This post authored by FMC communications intern Olivia Brown
Metadata. Sounds like a android with irony issues. But it’s actually important to musicians and composers.
So what is it? Metadata is information that lives with every file on your computer. Through a mix of words and numbers, metadata describes files so that they can be managed by both the user and the system. In the case of a music file, metadata refers to the tags associated with a particular piece of music — such as the artist, album name, year of release, etc. These tags are definitely useful for the listener in keeping track of a digital collection. For artists, it’s about tracking for downloads and plays, which can ensure timely and accurate compensation.
Unfortunately, not all systems to organize metadata are created equal. Non-rock artists, especially jazz and classical musicians, have borne the brunt of some of the most poorly organized metadata out there. This is largely because the new business models are often developed with only popular music in mind.
If you use Spotify or other streaming services that are reliant on label or aggregator-provided metadata, chances are you’ve come across categorization mistakes or music that is hard to find due to missing information. Whether it’s a case of two artists having the same name, listing karaoke tracks under the original artists’ albums, or omitting certain crucial data altogether, the body of metadata on which these services rely can be a bit of a mess.
As we mentioned, classical music is particularly affected. This is due to inconsistencies in distinguishing between composer, performing orchestra/ensemble, or conductor in the “artist” field. Specific recordings of classical compositions — both older works and contemporary pieces — can be difficult to locate in modern music services, and when you do find them, they often don’t have all of the information that would be relevant to classical music listeners. For instance, the data will include the conductor and the orchestra but not the composer, or the composer and not the orchestra, or any combination thereof… but rarely all three.

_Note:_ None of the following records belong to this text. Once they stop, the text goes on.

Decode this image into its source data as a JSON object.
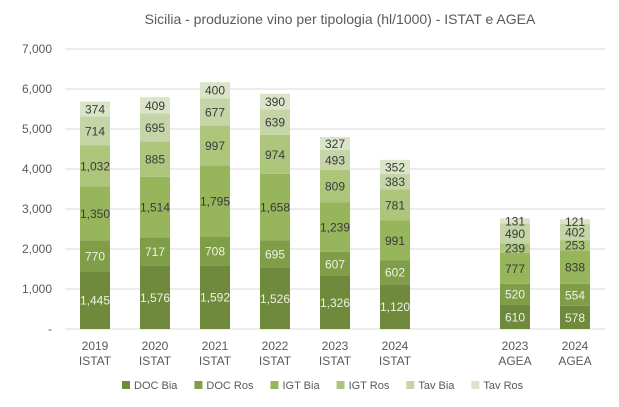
{
  "chart_data": {
    "type": "bar",
    "stacked": true,
    "title": "Sicilia - produzione  vino per tipologia (hl/1000) - ISTAT e AGEA",
    "xlabel": "",
    "ylabel": "",
    "ylim": [
      0,
      7000
    ],
    "yticks": [
      0,
      1000,
      2000,
      3000,
      4000,
      5000,
      6000,
      7000
    ],
    "ytick_labels": [
      "-",
      "1,000",
      "2,000",
      "3,000",
      "4,000",
      "5,000",
      "6,000",
      "7,000"
    ],
    "grid": true,
    "legend_position": "bottom",
    "categories": [
      [
        "2019",
        "ISTAT"
      ],
      [
        "2020",
        "ISTAT"
      ],
      [
        "2021",
        "ISTAT"
      ],
      [
        "2022",
        "ISTAT"
      ],
      [
        "2023",
        "ISTAT"
      ],
      [
        "2024",
        "ISTAT"
      ],
      [
        "",
        ""
      ],
      [
        "2023",
        "AGEA"
      ],
      [
        "2024",
        "AGEA"
      ]
    ],
    "series": [
      {
        "name": "DOC Bia",
        "color": "#6f8a3c",
        "label_color": "#eef3e2",
        "values": [
          1445,
          1576,
          1592,
          1526,
          1326,
          1120,
          null,
          610,
          578
        ]
      },
      {
        "name": "DOC Ros",
        "color": "#809d47",
        "label_color": "#eef3e2",
        "values": [
          770,
          717,
          708,
          695,
          607,
          602,
          null,
          520,
          554
        ]
      },
      {
        "name": "IGT Bia",
        "color": "#97b55a",
        "label_color": "#3a3a3a",
        "values": [
          1350,
          1514,
          1795,
          1658,
          1239,
          991,
          null,
          777,
          838
        ]
      },
      {
        "name": "IGT Ros",
        "color": "#adc67c",
        "label_color": "#3a3a3a",
        "values": [
          1032,
          885,
          997,
          974,
          809,
          781,
          null,
          239,
          253
        ]
      },
      {
        "name": "Tav Bia",
        "color": "#c5d5a8",
        "label_color": "#3a3a3a",
        "values": [
          714,
          695,
          677,
          639,
          493,
          383,
          null,
          490,
          402
        ]
      },
      {
        "name": "Tav Ros",
        "color": "#dae5c8",
        "label_color": "#3a3a3a",
        "values": [
          374,
          409,
          400,
          390,
          327,
          352,
          null,
          131,
          121
        ]
      }
    ]
  }
}
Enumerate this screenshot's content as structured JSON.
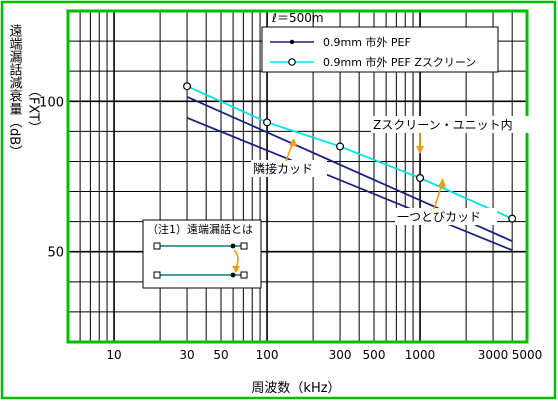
{
  "chart_data": {
    "type": "line",
    "x_scale": "log",
    "y_scale": "linear",
    "xlim": [
      5,
      5000
    ],
    "ylim": [
      20,
      130
    ],
    "grid": true,
    "xlabel": "周波数（kHz）",
    "ylabel": "遠端漏話減衰量（dB）",
    "ylabel_sub": "（FXT）",
    "x_ticks": [
      10,
      30,
      50,
      100,
      300,
      500,
      1000,
      3000,
      5000
    ],
    "x_tick_labels": [
      "10",
      "30",
      "50",
      "100",
      "300",
      "500",
      "1000",
      "3000",
      "5000"
    ],
    "y_ticks": [
      50,
      100
    ],
    "y_tick_labels": [
      "50",
      "100"
    ],
    "legend_condition": "ℓ＝500m",
    "series": [
      {
        "name": "0.9mm 市外 PEF",
        "color": "#1a237e",
        "lines": [
          {
            "label": "隣接カッド",
            "points": [
              [
                30,
                94.5
              ],
              [
                4000,
                50.5
              ]
            ]
          },
          {
            "label": "一つとびカッド",
            "points": [
              [
                30,
                101.5
              ],
              [
                4000,
                53.5
              ]
            ]
          }
        ]
      },
      {
        "name": "0.9mm 市外 PEF Zスクリーン",
        "color": "#00e5e5",
        "lines": [
          {
            "label": "Zスクリーン・ユニット内",
            "points": [
              [
                30,
                105
              ],
              [
                100,
                93
              ],
              [
                300,
                85
              ],
              [
                1000,
                74.5
              ],
              [
                4000,
                61
              ]
            ]
          }
        ]
      }
    ],
    "annotations": [
      {
        "text": "Zスクリーン・ユニット内"
      },
      {
        "text": "隣接カッド"
      },
      {
        "text": "一つとびカッド"
      }
    ],
    "note": {
      "title": "（注1）遠端漏話とは"
    }
  },
  "colors": {
    "frame": "#00c000",
    "grid": "#000000",
    "series_dark": "#1a237e",
    "series_cyan": "#00e5e5",
    "arrow": "#f39c12",
    "note_line": "#008080"
  }
}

This presents a problem for listeners looking for specific classical recordings. The frustration is even more acute for classical composers, conductors and musicians themselves. Classical music is generally recognized by composer, whereas in most other genres, songs are typically identified by their performers. Ask your average top 40 radio listener for the name of the composer of the song they’re listening to, and they most likely won’t know. Or, they’ll assume — correctly or not — that it’s performer, even if the performer doesn’t write their own songs. So you can probably see why digital music services might not see classical music as a front-burner concern.
But it should be. The current situation seems to defeat the purpose of Spotify’s much-hyped discovery tools. If, while browsing Spotify’s library, you stumble across a classical piece you particularly enjoy, there’s no easy means to find more about the composer or other aspects of the work. This limits the promotional value, to say nothing of compensating the folks who need to be compensated.

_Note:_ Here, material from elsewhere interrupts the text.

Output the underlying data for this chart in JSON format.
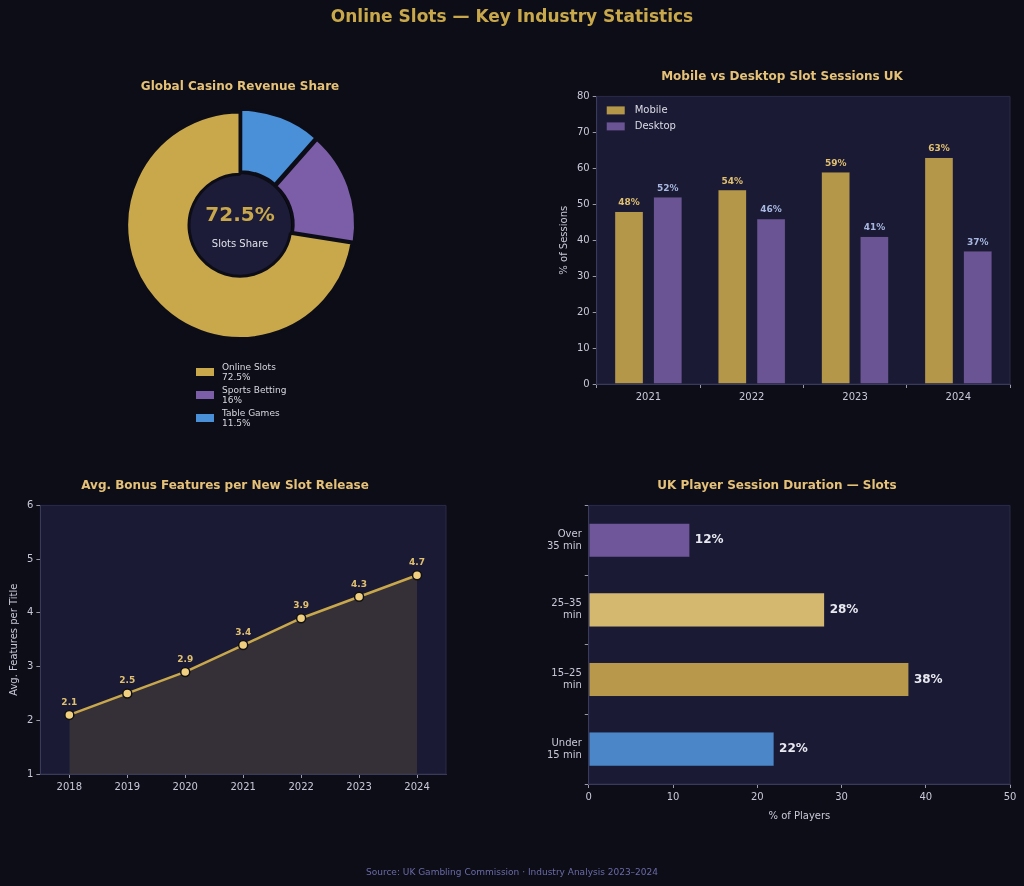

Streaming services might counter that they rely on the metadata provided by the labels and aggregators that submit recordings. This is true, but they they could also encourage labels to provide more accurate information. A standardized system — with organized categories for the composer, performer, conductor, etc. — would obviously be a great outcome, though we recognize that such systems can be tricky to implement with data coming in from various sources.
We’d also love to see songwriter information as a searchable criterion within streaming services and online music stores. Currently, when you type the name of a songwriter into iTunes, you only get results for their self-recorded work, if it exists. The same goes for Spotify. What if you’re a fan of Jimmy Webb and want to easily find, stream, or purchase songs that Webb has written for other artists? Adding this one extra bit of information to the metadata sources would help fans as well as the writers themselves. The added exposure and name recognition for what is too often an invisible role, wouldn’t be a bad thing.
Like other large collections of music-related data (global rights databases, for another example), metadata is going to be a crucial issue moving forward. It’s no small task to intake large amounts of data from an endless list of record labels, aggregators and artists, both foreign and domestic. But accurate information will be helpful for everyone in both the short and the long run. The question is, is anyone — labels and distributors, retailers, streaming services — willing to put in the effort?
The answer may hinge on whether fans and composers step up and demand the necessary changes. Classical listeners might be a niche, but they’re an extraordinarily dedicated one. And some enterprising composers are mounting a valiant effort to gain Spotify’s attention to the issue. Let’s hope this movement builds to a crescendo.